Gary Hoberman, former CIO of Metlife, founded Unqork in 2017 with a team of hand-picked industry professionals, and together we're creating a massive paradigm shift in the way software is built. If you want to have a hand in defining the future of application development, we want to hear from you.
The Director, Production Visibility Tooling & Telemetry role is a key position in the newly created platform operations team. The role will be responsible for the delivery of process and tools innovation and continuous improvement initiatives across platform operation with assistance from tooling & telemetry perspective. The role will cover the operationalizing of platform/application monitoring / support tools - includes but not limited to operational workflow streamlining, server/app/db load/availability, disk usage, memory consumption and performance in order to maximize application uptime and reduce operational costs. This would ultimately lead to productionizing a NOC or Mission Control Center (MCC). This role will report into the Head of Platform Operations.
What you’ll do:
- Lead the identification and delivery of the tooling & telemetry strategy across the business to drive monitoring improvement, tools integration and development
- Automated tools to remove manual work, detection, recovery and risk mitigation to reduce operational costs in platform operations
- Setup the Mission Control Center - NOC/SOC to alert on exceptions only initially via eyes on glance to ticket driven alerting to live agents and finally to automating remediation via a BOT
- Will perform and lead the framework in setting up System Reliability/Rapid Response/Continuous Monitoring Engineering governance.
- To work with key technology stakeholders, to build a continuous server-specific application (including 3rd party API inventory) telemetry (CPU, service limits and license/cert expiry, Memory and I/O, user requests, concurrent user activity - usage analytics) trending
- Work with DevOps/Security to implement Application Infrastructure telemetry that will monitor and quantify network monitoring in terms of bits per second/packets loss (such http/s traffic vs back-end database traffic)
- Implement tools/tracking of basic application monitoring and telemetry. This will include how application databases access and processing.
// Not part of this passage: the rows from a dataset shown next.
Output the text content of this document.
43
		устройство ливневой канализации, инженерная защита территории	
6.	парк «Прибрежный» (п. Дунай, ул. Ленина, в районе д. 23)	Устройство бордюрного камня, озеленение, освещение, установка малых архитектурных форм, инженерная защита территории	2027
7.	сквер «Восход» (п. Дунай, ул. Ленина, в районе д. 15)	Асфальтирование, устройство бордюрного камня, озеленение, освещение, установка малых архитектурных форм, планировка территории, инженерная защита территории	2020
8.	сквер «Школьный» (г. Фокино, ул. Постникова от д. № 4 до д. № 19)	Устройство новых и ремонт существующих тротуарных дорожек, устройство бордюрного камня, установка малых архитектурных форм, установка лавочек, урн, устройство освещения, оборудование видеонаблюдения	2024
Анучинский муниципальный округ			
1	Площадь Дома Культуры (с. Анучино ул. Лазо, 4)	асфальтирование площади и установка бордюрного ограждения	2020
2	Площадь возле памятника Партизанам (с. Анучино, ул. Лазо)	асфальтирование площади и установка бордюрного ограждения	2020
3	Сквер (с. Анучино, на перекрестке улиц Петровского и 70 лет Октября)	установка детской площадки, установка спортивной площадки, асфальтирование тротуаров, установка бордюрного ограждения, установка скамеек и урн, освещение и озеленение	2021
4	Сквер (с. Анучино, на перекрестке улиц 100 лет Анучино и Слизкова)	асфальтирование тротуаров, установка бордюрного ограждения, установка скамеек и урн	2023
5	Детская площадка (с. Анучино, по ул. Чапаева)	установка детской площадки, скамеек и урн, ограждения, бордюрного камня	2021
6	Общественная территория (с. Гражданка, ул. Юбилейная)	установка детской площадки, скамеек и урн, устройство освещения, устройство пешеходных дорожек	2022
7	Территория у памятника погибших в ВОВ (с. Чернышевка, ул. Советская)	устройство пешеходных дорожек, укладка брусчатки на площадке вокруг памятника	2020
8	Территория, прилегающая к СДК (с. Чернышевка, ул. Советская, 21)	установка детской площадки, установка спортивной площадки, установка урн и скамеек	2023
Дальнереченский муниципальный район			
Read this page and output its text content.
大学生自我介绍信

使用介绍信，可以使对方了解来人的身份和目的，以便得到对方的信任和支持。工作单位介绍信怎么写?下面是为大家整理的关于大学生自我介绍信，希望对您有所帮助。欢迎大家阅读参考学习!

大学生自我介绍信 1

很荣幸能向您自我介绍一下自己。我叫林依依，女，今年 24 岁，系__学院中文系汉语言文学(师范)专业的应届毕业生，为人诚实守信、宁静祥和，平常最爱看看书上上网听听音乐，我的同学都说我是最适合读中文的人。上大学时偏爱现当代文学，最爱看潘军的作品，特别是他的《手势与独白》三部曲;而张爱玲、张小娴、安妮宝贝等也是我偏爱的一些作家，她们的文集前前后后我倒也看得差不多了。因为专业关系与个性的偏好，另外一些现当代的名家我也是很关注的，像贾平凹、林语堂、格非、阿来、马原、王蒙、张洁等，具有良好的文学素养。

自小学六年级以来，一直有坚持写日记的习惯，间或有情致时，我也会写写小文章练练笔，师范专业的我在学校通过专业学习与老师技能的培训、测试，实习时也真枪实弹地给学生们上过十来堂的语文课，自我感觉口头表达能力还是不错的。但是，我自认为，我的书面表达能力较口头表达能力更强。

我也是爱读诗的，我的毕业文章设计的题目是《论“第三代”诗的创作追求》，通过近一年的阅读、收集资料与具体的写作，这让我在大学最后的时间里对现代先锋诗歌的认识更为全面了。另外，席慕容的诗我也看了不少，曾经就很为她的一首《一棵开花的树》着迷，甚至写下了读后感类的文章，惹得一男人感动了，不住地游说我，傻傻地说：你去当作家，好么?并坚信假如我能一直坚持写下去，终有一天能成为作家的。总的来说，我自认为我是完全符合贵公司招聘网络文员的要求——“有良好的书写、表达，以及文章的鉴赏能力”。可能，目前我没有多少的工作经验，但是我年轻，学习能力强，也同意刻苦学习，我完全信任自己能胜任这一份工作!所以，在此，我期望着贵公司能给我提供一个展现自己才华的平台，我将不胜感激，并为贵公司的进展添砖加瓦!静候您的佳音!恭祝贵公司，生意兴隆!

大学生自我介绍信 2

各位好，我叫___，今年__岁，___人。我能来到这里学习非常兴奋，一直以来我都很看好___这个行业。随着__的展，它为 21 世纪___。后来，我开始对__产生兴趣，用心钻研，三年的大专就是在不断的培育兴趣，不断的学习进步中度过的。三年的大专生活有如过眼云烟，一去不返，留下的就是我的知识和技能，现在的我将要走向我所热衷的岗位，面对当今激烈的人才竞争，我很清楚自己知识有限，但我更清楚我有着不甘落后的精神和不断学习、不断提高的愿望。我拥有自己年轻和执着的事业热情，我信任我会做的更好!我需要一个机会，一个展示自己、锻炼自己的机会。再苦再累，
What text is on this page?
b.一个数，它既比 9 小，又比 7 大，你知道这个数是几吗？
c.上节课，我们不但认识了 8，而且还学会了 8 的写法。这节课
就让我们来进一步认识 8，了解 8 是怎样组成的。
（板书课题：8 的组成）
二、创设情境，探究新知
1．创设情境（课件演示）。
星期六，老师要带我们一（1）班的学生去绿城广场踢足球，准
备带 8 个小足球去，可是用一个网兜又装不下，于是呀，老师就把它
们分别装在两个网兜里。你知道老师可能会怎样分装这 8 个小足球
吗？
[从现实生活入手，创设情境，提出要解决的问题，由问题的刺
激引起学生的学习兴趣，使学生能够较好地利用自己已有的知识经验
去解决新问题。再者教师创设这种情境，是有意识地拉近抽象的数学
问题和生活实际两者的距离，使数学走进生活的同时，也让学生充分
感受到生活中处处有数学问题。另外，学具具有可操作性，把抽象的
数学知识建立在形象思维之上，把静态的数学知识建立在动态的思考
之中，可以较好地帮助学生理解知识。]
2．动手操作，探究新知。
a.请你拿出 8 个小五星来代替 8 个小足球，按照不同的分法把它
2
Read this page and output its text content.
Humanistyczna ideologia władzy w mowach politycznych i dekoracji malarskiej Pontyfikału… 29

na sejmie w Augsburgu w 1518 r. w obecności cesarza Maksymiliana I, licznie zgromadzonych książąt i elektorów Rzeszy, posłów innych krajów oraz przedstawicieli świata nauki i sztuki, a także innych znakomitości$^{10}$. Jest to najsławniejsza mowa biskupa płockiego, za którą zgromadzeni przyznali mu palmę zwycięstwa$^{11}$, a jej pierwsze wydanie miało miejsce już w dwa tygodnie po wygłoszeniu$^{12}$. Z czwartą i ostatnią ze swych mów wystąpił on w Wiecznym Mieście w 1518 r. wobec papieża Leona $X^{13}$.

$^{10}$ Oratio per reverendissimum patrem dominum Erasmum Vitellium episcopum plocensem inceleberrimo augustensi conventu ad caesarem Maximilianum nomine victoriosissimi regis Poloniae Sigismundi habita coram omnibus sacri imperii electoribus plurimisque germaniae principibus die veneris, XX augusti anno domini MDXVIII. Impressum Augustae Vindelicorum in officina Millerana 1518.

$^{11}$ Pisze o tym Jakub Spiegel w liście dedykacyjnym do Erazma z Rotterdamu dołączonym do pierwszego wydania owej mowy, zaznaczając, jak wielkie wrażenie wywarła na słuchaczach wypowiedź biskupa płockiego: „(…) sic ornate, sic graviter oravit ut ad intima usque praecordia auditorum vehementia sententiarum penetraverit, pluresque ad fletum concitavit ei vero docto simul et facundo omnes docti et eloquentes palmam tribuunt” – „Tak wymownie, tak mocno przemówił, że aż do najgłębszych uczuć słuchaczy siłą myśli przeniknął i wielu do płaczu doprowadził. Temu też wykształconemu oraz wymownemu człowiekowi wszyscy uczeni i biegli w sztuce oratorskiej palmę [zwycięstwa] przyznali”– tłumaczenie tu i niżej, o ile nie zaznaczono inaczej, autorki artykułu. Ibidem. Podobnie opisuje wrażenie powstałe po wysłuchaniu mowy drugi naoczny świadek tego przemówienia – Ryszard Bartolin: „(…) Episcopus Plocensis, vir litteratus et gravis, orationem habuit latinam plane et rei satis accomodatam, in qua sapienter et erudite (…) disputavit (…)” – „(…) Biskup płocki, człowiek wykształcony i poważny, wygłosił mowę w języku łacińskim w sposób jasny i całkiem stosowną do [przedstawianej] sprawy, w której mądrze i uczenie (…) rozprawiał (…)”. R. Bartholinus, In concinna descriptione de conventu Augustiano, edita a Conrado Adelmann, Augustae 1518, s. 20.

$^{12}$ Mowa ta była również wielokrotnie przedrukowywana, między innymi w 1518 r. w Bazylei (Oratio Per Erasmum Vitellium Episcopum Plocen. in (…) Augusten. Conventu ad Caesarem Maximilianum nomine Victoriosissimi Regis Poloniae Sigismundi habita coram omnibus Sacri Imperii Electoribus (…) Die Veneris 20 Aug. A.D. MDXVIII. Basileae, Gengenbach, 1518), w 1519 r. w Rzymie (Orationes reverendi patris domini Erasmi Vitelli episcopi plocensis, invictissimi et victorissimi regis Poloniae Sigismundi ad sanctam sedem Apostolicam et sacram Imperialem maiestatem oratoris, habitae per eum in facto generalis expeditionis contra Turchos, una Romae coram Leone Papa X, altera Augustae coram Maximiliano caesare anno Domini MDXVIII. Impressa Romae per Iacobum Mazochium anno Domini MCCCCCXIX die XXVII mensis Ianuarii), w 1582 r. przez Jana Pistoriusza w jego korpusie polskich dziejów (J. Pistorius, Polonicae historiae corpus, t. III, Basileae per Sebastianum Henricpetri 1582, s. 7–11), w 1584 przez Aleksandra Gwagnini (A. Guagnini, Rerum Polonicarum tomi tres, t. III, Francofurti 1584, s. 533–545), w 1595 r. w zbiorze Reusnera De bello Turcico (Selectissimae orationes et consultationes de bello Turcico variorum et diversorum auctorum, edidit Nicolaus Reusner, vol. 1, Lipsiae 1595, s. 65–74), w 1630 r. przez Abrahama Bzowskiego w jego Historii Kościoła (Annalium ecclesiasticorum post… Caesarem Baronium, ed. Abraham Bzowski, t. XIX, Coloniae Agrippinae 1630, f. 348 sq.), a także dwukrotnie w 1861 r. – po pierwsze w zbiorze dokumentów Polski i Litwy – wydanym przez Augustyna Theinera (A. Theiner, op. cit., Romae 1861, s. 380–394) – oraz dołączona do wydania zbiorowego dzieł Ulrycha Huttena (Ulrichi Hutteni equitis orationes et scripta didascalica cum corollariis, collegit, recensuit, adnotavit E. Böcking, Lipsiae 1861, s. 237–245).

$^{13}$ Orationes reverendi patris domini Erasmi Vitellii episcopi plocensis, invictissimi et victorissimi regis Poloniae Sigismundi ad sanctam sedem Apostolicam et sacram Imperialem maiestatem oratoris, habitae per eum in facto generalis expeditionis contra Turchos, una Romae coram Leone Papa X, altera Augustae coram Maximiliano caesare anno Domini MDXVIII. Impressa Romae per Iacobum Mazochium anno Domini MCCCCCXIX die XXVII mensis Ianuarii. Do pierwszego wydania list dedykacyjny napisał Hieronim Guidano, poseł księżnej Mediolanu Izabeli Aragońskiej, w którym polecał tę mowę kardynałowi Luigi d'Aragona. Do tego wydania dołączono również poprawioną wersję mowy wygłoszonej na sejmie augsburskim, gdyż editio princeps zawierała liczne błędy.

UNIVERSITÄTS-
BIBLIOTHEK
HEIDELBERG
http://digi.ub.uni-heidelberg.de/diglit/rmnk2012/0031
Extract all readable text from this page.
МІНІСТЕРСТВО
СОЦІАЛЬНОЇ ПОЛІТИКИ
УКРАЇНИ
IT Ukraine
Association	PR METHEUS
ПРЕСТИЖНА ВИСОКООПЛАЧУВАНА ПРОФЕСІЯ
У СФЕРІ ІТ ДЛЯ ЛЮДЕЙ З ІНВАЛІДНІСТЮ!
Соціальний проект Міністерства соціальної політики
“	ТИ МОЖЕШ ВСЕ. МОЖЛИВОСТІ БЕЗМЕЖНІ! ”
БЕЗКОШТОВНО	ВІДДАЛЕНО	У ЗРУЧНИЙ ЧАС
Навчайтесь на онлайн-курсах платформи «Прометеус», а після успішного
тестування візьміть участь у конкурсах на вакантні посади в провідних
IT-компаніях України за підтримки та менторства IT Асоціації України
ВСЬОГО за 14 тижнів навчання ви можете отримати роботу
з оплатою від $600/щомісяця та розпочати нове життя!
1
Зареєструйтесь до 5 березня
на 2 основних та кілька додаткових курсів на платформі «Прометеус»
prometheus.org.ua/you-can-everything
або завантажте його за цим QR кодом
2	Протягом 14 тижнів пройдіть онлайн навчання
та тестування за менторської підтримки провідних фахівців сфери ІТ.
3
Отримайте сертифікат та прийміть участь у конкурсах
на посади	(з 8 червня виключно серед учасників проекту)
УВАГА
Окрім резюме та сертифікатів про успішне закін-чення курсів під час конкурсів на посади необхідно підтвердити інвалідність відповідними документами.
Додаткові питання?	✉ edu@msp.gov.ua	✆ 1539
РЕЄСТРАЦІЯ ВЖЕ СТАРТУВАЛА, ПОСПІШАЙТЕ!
This includes user related parameters trends, transaction per second, open connections, errors and misconfiguration and tracking over time
- Operationalize the exception monitoring of database queries quantity, response times and quantity of data passed between database and application (averages and outliers)
- Work closely with key technology stakeholders to operationalize cloud specific application telemetry includes (cloud availability, internet latency..etc)
- Implement Dashboards or other visual tools for real-time system telemetry and reporting
- Leverage vendor tools of log parsing for exception or intelligence or consolidation for support group
- Business intelligence to mine logs for insights - patterns
What we're looking for:
- 10+ years experience preferred. 8+ years of experience in tools development at enterprise level, continuous improvement, change management, production support, and/or product or program management, owning and driving end-to-end development of complex, large scale programs from concept to launch, across diverse stakeholder teams preferred
- Bachelor's Degree preferred
- Language/Application experience is required for this role (Perl or Python, Dockers, Hadoop or KDB, MYSQL or other DB (relational/non-relational/time series, highCharts.)
- Unix, Linux, Windows experiences
- 7+ years of managing production and integration support
- Experience with data center build out..etc
- Excellent problem-solving, conflict resolution, active listening, and time management skills
- Independent and self-driven
- Experience with performance metrics, process improvements and Lean techniques
- Excellent analytical and quantitative skills with the ability to use data to manage metrics, drive large scale process improvements, and implement business cases
- Previous work experience with JIRA and Zendesk
- Rudimentary knowledge of database structure
Unqork is an equal opportunity employer, and proud to be committed to diversity and inclusiveness. We will consider all qualified applicants without regard to race, color, nationality, gender, gender identity or expression, sexual orientation, religion, disability or age.